Me acuerdo la tarde que fuimos a la casa de Black a comprarle merca. Se había quedado con los chicos. La madre había ido a trabajar por que no tenían un mango. El Negrito volcó la taza de leche y no había más, ni leche, ni guita. Los noventas eran duros en todos los aspectos. Y Black, luego de retarlo, pensó en darle una uña de coca para que dejara de llorar y sacarle el hambre. Lo convencimos de no hacerlo no tanto por el Negrito, sino porque así conseguiríamos más.

Durante meses nos reímos pensando en el Negrito con los dientes de leche apretados surcando en su triciclo los pasillos del conventillo.

Mis hijos aprovechan mi viaje al pasado y corren en círculos, riéndose. No sé quién persigue a quién.

-¿Conocen al tío? – le digo a los chicos emocionado,

-Sip. Hola, tío – le dicen en un derroche de educación y de emoción para ellos.

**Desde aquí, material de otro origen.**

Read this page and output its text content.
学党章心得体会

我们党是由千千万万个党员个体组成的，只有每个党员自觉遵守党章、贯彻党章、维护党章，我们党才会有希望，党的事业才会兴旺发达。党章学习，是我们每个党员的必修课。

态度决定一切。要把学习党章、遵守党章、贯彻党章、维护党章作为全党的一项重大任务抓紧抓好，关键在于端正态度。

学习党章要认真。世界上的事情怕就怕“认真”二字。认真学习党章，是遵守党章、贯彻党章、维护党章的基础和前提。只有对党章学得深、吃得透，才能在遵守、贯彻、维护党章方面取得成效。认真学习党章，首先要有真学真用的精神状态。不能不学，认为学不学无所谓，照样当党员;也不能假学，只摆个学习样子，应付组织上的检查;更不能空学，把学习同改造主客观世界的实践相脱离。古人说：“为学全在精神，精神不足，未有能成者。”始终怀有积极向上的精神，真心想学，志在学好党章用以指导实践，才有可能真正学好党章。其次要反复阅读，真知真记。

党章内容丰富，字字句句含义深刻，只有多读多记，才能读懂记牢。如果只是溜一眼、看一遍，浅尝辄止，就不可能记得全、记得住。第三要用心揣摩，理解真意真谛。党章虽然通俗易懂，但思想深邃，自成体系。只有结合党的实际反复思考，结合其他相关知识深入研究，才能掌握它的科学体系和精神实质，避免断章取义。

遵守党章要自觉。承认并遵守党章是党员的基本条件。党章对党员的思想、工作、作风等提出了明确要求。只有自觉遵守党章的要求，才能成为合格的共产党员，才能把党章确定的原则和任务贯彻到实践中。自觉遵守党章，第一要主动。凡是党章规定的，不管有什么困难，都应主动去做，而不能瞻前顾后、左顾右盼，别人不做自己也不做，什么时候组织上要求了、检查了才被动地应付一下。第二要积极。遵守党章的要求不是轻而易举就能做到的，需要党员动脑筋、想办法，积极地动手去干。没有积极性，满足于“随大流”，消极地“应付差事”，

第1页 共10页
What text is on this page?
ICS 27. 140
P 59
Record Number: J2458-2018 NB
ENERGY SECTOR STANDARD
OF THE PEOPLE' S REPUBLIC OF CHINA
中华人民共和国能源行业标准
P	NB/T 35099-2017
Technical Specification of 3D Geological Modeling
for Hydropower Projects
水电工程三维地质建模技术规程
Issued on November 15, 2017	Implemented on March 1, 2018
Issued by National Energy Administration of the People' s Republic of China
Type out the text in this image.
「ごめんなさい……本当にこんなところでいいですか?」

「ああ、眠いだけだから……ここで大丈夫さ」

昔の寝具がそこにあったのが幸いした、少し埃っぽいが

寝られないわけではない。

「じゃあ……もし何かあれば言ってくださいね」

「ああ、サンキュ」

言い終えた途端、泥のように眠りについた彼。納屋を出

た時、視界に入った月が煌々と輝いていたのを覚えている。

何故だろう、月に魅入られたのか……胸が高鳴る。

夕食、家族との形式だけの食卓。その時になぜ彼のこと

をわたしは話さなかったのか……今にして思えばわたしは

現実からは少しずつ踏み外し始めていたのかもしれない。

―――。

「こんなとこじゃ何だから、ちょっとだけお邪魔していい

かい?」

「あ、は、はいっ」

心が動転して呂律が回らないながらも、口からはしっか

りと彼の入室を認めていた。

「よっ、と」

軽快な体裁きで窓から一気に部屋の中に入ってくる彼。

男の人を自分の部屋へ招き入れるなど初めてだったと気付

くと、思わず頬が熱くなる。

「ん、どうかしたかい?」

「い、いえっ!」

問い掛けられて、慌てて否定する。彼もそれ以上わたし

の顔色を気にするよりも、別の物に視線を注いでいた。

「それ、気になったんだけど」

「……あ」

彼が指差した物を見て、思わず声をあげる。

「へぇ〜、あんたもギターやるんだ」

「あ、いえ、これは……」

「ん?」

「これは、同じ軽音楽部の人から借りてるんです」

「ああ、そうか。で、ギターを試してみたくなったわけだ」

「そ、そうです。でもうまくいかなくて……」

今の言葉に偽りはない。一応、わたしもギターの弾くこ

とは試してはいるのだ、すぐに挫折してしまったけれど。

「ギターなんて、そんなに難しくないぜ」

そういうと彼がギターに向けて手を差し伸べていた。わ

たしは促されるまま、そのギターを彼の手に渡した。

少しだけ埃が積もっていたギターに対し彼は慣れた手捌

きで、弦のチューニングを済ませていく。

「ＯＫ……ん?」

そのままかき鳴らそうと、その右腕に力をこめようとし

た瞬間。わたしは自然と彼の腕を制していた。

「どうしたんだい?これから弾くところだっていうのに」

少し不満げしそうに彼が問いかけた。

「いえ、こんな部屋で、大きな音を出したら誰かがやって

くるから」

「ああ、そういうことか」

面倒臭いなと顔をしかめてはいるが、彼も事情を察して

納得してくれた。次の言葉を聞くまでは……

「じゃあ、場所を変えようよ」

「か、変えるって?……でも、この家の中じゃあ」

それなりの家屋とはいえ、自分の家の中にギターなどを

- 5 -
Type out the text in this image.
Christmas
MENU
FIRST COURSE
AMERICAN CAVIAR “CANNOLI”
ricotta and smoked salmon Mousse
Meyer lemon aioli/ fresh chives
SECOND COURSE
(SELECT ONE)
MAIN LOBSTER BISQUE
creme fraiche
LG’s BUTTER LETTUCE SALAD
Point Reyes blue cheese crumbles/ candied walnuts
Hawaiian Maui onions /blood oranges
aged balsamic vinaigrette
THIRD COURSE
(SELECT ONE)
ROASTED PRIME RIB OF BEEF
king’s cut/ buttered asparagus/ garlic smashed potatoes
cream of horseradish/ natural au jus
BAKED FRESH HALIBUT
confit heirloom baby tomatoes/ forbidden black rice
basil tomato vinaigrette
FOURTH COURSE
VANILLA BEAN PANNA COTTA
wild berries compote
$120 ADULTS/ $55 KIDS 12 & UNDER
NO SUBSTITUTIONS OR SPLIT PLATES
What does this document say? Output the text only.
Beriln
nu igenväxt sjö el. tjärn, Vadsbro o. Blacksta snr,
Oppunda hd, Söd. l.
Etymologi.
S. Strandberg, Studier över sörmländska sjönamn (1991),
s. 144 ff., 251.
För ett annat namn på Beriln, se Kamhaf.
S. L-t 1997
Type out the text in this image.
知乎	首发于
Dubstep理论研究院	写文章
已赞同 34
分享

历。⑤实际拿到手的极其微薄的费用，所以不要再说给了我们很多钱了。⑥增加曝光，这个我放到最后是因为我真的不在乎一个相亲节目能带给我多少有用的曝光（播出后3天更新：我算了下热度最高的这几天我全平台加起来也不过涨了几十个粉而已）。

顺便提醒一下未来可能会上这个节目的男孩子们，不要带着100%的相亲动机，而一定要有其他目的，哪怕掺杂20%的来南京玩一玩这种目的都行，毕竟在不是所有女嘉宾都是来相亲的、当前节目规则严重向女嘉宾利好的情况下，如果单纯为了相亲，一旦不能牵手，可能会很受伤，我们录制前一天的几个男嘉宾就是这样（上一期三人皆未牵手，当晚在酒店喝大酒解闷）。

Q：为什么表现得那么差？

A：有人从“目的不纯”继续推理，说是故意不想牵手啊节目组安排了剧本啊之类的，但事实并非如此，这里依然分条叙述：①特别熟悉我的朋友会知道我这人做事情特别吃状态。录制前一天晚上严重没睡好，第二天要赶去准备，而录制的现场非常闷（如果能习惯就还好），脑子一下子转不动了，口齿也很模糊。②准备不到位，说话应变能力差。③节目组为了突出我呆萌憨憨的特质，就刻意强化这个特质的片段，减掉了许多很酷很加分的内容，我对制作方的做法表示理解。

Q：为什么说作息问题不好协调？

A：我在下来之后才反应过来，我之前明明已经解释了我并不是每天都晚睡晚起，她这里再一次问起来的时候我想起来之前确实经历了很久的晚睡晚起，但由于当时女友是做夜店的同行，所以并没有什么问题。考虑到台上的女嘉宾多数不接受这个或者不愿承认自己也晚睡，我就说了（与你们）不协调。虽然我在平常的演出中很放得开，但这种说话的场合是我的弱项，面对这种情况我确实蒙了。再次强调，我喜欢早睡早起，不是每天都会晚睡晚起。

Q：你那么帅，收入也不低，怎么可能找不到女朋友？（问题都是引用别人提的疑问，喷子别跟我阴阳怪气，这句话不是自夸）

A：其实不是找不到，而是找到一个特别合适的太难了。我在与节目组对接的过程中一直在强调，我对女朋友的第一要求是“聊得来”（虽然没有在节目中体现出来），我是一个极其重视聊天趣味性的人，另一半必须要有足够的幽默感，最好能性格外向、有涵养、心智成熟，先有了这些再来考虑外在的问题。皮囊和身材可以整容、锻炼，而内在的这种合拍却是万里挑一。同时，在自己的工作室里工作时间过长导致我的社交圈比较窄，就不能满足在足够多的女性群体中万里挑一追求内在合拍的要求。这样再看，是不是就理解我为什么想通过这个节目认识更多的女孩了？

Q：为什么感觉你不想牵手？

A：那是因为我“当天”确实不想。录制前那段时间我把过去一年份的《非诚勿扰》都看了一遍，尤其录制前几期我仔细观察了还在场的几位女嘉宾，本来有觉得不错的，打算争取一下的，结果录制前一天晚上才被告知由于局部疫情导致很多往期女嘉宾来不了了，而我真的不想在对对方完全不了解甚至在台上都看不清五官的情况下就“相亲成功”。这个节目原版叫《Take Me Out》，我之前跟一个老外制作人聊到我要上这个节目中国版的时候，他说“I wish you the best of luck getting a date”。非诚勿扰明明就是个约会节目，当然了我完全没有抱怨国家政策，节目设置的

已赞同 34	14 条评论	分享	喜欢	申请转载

-Chau, tío – lo saludan después casi a coro y corren hasta la entrada de la casa.

-Oíme, tenemos que hacer algo, eh- me dice y me toca el brazo porque no lo miro. Estoy viendo a mis hijos. -Salgamos a tomar, dale.

– Sí, sí –le respondo con la cabeza y lo miro a los ojos para que deje de tocarme. Me gustaría aspirar un par de rayas cortas, aunque no creo que sea la misma sensación de libertad y poder, pero qué importa.

-Yo invito. Tengo una ticita linda y conozco un lugar donde ir manija. Por un tiro las minas te hacen un bucal en el baño- me dice con entusiasmo.- Ojo, no son la Xipolitakis, pero nosotros tampoco somos pilotos de Aerolíneas.

-Dale, dale – le digo, un poco de compromiso, pero también bastante ilusionado con una noche larga que amanezca distinto.

-Te espero acá, mostro, llevá los chicos. Te espero acá.

-Dale.- respondo.

Sé que lo denunciaron por violencia de género. Por lo que conozco las veces que todo se fue al diablo era cuando regresaba borracho y duro.  Observo que se mantiene a una distancia prudencial como si pesara sobre él una restricción.

La entrega de mis hijos es rápida y eficaz, un trámite burocrático de una oficina aduanera cualquiera. La abuela chequea si está todo en orden: mochilas, gomitas para el pelo, el sobre para la madre, y después de eso los acepta con un «saluden a su padre».

Los chicos no prestan demasiada atención a nada, cumplen y soportan los abrazos y los besos pero parece que ya están pensándose adentro, frente a la compu o la tele, con los primos, hasta que los vengan a buscar las madres.

-Chau, Rossi- me despide la abuela, mientras cierra la puerta pero antes de terminar me sugiere como suelen hacerlo en la familia: – Llevate a tu amigo.